First of all, you can start for any reason. It is truly irrelevant why you start. I personally don't remember why I did, probably because I thought I needed to lose weight (wrongly so, 12 years ago I didn't have any extra weight and hardly have any now), and also because I remembered how poorly I did in highschool, not being able to last a minute. And so I started running. And at first it was really hard, running at 11km/h I could only last 5 minutes. Then somehow I made it to 10, then 20. Then finally I hit the magic number 30 minutes. I remember the day I first made it to 1 hour, it was a great feeling. From that day on I loved this idea that if someone's on a treadmill next to me, I'm not going to be the one going off it first.
Technique wise, I didn't always do it the right way though. I missed days, I ate before running, I hurt my feet so I couldn't walk - I made mistakes. But as in every other craft, those were necessary. I'm glad I didn't have a personal trainer or anything, that allowed me to calibrate my own body based on my experience (which is not to say I hadn't read anything on the subject).
But the most important part of running is not the how, but the why. The why, in my opinion, is quite fundamental and is shared by all runners: you run because it makes you feel great. Not at first, of course - for me it took years to get there. One of the obvious things is that you must do it every day, otherwise the joy and the magic evaporate. People intuitively think that routine makes up the worst of life experiences, but, in fact, it only depends on the kind of routine. Running to me is truly one of the happiest hours in my day, but it only is this way because I do it every day. Basically, it takes routine to get in the zone and then you can enjoy being in the zone.

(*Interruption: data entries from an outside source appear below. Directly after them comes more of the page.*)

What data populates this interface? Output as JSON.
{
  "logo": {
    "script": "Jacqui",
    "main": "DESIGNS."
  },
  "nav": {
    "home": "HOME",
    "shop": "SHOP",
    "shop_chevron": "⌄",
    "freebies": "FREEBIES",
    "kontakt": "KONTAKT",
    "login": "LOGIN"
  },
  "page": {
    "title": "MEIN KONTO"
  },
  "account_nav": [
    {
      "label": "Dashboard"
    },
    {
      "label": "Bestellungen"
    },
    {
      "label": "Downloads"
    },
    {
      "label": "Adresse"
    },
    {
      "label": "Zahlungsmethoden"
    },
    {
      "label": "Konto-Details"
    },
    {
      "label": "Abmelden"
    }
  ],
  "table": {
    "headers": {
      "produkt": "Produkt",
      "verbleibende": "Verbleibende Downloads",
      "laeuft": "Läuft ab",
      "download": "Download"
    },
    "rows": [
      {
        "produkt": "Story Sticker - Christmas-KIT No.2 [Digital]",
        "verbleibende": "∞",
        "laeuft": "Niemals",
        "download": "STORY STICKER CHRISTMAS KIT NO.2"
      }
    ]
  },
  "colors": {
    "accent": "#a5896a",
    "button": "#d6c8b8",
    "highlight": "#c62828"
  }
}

A lot of people report being bored. I understand that, but I've never experienced that: doing the running routine is interesting, because it leaves space to daydream, but it's also interesting to push yourself, track your body's reaction, understand it better, understand when you need to stop or when you can push a little further. It's basically introspection.
A friend of mine recently suggested we do some biking in the nature: uphill, downhill, great work out. Needless to say, I sucked at it and I immediately felt how unprepared I was and how different of a workout biking was. But I had also thought biking doesn't allow for this deep introspection time running does, because you still need to watch the road, navigate the bike and the amount of mental energy spent on cruise control is certainly larger.

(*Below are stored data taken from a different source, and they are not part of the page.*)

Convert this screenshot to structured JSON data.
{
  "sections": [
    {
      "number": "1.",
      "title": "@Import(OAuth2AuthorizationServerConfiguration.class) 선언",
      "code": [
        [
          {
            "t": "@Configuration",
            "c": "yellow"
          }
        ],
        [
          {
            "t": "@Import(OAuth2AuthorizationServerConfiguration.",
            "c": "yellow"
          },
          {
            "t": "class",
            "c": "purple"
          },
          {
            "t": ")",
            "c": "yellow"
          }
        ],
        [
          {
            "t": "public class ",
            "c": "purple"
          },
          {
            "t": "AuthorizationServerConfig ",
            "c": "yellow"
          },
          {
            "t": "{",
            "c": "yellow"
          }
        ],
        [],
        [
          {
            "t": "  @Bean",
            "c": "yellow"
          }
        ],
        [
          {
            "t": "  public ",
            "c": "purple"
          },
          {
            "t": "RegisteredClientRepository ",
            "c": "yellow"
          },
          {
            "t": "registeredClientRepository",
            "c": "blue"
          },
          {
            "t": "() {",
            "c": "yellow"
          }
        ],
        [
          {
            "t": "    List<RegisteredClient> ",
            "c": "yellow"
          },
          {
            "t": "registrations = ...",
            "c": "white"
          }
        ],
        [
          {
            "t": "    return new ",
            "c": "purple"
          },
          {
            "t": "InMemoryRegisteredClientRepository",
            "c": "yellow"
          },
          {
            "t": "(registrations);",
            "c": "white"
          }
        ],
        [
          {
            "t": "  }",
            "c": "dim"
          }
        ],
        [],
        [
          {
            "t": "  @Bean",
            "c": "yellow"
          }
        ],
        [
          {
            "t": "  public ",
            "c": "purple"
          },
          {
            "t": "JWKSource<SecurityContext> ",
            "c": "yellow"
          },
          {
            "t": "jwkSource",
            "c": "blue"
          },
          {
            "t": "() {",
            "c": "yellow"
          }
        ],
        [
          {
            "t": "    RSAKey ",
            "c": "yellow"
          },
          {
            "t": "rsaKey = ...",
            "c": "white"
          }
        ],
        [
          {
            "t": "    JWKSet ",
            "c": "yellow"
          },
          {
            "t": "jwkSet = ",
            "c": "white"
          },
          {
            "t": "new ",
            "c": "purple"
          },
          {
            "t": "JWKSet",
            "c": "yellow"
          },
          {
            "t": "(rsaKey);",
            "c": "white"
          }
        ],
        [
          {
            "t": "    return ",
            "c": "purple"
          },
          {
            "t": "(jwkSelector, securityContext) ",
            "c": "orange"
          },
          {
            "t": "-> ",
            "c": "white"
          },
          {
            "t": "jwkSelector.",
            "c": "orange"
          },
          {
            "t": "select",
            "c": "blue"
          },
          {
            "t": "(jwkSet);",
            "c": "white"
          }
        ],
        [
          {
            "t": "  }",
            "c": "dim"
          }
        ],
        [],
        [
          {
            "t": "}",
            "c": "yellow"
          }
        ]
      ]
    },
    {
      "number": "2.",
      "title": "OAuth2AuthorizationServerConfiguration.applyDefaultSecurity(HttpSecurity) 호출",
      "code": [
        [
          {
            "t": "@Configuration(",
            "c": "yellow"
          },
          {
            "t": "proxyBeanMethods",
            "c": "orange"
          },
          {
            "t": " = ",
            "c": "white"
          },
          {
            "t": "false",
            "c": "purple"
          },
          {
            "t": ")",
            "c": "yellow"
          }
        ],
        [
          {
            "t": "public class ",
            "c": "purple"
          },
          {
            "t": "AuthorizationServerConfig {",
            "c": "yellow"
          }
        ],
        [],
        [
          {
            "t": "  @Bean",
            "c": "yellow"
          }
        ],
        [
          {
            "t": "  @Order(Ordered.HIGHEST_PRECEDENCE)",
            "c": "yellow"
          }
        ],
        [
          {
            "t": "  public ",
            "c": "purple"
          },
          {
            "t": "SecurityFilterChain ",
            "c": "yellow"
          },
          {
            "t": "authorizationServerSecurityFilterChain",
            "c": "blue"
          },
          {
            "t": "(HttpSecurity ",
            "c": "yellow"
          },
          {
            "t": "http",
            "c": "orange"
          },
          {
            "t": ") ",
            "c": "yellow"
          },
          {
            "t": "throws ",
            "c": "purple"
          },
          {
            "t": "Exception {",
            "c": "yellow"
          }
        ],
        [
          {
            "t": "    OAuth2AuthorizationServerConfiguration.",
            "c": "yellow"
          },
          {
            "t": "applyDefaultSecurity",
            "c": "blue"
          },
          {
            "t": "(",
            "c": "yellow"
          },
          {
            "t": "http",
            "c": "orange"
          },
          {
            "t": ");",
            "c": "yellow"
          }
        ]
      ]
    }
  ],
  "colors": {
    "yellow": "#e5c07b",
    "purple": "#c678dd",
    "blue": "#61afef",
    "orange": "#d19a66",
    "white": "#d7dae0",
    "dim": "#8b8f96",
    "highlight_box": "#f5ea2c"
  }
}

So I think you need to be the right kind of person for running, although since this is such a primal skill, I would imagine a lot of people are capable of doing it right. But the sooner you find the right reason to run, the better experience you will have. So my recipe is simple: don't do it to lose weight (in fact, you may hurt your knees if you have lots of that weight), don't do it because that's what others do at the gym. Do it for the sake of it. This will make you happy.
P.S. One of the best books on running that I read is called What I Talk About When I Talk About Running by Haruki Murakami. I've never read any of his fiction, but this one was a great biography full of amazing anecdotes and running tips.